The Ricoh Theta cameras are two fisheye lenses glommed together for a 360 degree view in both axes generated as an equirectangular image; the newest member, the Theta S, just came out (but too late for my trip). The m15 comes in four colours, all of them silly, but mine is blue. You can either take free shots with the button, or you can control it with a smartphone (iOS and Android apps available) over Wi-Fi using either the official Ricoh app or the free Android HDR one (tripod strongly advised).
The m15 doesn't take exceptional images in low light, and the resolution is a bit low (6.4 megapixels at 3584x1792, but remember that it's two images that the camera firmware glues together, and there's an awful lot of spherical aberration due to the design). But it does work, and you shouldn't be scared by the reviews and instructions saying you need a current Intel Mac or Windows PC to view your images. That's a damn lie, of course -- connect the camera over USB and Image Capture will happily download them (even 10.4), or have the smartphone apps download the images to your phone and send them over Bluetooth or E-mail them. Either way, the images work perfectly as QTVR panos; you don't need the Ricoh desktop software.

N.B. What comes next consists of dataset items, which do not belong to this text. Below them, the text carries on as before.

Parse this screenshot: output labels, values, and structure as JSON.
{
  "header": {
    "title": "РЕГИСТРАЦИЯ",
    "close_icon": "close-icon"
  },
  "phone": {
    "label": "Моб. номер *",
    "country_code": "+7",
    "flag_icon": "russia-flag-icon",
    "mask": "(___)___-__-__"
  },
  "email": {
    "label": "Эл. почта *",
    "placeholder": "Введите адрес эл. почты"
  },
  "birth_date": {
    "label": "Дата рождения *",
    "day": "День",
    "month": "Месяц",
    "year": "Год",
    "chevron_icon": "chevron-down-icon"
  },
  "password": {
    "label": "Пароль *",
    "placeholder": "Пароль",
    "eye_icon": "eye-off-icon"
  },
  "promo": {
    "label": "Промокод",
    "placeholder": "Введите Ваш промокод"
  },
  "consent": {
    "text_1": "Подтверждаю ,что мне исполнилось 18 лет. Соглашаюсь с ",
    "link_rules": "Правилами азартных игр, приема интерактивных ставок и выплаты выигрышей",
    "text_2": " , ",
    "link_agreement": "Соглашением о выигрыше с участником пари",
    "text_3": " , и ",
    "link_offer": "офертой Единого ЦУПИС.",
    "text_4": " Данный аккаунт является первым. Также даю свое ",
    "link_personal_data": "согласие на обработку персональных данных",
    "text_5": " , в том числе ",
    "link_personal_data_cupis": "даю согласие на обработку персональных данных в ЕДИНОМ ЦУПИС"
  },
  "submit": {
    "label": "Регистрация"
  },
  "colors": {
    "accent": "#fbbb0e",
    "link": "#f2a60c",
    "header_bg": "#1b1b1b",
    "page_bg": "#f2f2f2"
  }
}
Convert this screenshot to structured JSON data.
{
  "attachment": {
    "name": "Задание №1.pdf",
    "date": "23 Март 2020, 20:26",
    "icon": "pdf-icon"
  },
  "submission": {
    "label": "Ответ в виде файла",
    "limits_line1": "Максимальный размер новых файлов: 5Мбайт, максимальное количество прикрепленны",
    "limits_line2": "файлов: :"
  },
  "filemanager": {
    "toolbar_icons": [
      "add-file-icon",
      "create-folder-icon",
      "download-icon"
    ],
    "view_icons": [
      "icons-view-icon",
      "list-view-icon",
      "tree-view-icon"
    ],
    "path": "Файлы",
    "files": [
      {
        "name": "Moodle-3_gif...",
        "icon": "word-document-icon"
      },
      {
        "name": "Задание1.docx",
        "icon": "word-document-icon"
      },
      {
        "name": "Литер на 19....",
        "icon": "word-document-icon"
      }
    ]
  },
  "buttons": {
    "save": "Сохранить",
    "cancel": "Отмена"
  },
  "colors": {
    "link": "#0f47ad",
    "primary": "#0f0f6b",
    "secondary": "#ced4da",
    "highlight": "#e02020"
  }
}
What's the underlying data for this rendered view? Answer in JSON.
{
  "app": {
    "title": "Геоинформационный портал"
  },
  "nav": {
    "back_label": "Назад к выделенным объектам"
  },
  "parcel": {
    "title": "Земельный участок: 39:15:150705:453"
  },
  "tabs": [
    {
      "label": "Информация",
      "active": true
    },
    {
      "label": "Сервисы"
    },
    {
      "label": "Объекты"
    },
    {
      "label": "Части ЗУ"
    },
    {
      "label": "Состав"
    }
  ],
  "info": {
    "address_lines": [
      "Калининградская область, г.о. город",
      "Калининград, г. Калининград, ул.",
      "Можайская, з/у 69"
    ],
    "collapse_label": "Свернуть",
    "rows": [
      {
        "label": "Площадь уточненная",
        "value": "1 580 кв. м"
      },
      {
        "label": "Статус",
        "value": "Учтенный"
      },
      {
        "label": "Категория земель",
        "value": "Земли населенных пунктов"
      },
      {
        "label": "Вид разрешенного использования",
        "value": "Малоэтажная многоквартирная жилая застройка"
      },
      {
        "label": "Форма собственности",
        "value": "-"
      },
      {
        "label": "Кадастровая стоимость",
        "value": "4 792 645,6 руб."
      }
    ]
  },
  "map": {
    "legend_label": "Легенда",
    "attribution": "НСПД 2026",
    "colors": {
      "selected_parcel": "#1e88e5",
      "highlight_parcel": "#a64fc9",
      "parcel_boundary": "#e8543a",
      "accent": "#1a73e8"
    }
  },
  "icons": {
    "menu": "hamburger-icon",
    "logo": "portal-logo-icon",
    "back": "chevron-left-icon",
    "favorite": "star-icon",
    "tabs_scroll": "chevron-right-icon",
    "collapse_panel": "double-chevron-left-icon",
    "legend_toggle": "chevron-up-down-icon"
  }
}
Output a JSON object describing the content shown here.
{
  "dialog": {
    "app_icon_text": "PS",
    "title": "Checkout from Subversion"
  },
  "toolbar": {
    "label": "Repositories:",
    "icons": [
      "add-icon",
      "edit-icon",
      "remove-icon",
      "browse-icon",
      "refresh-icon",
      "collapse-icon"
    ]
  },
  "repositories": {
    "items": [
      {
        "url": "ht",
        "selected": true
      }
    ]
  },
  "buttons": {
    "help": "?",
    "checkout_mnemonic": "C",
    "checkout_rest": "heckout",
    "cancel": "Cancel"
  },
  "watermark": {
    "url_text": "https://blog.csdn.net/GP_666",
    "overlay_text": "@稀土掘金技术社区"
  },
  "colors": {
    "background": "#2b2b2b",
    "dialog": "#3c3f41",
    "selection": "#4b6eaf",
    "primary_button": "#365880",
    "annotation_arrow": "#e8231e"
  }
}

When you load the image into QTVR Authoring Studio and make sure it's oriented horizontally, it "just works" with no tweaking necessary:
And here's a frame from the result, in QuickTime 7 (rendered out at 1024x768, high quality, 100% Photo JPEG compression):
Unlike the ugly map-on-a-sphere distortion the Ricoh apps cause, the QTVR pano looks just like "you're there," and you can share it with all your friends without any other software other than QuickTime. You can look all the way up and down, ignoring the camera's limp effort to edit itself and its base out, and there are no stitch lines or agonizing hours of retouching. With just a few seconds of processing, I'm back along the side of Interstate H3, looking over the Kaneohe bay once again. A perfect memory, perfectly captured. Isn't that what you bought the camera for in the first place?
The new Theta S bumps the resolution to 14.4 megapixels (5376x2688), and both the m15 and S are capable of video with the S offering 1080p quality. In fact, I'm so pleased with even the lower resolution of the m15 that I'll be picking up an S very soon, and my suspicion is it will work just as well. It's wonderful to see that an old tool like QTVR Authoring Studio still works flawlessly with current cameras, and given that QTVR-AS was never written for OS X, it's another example of how Classic is the best reason to still own an Power Mac.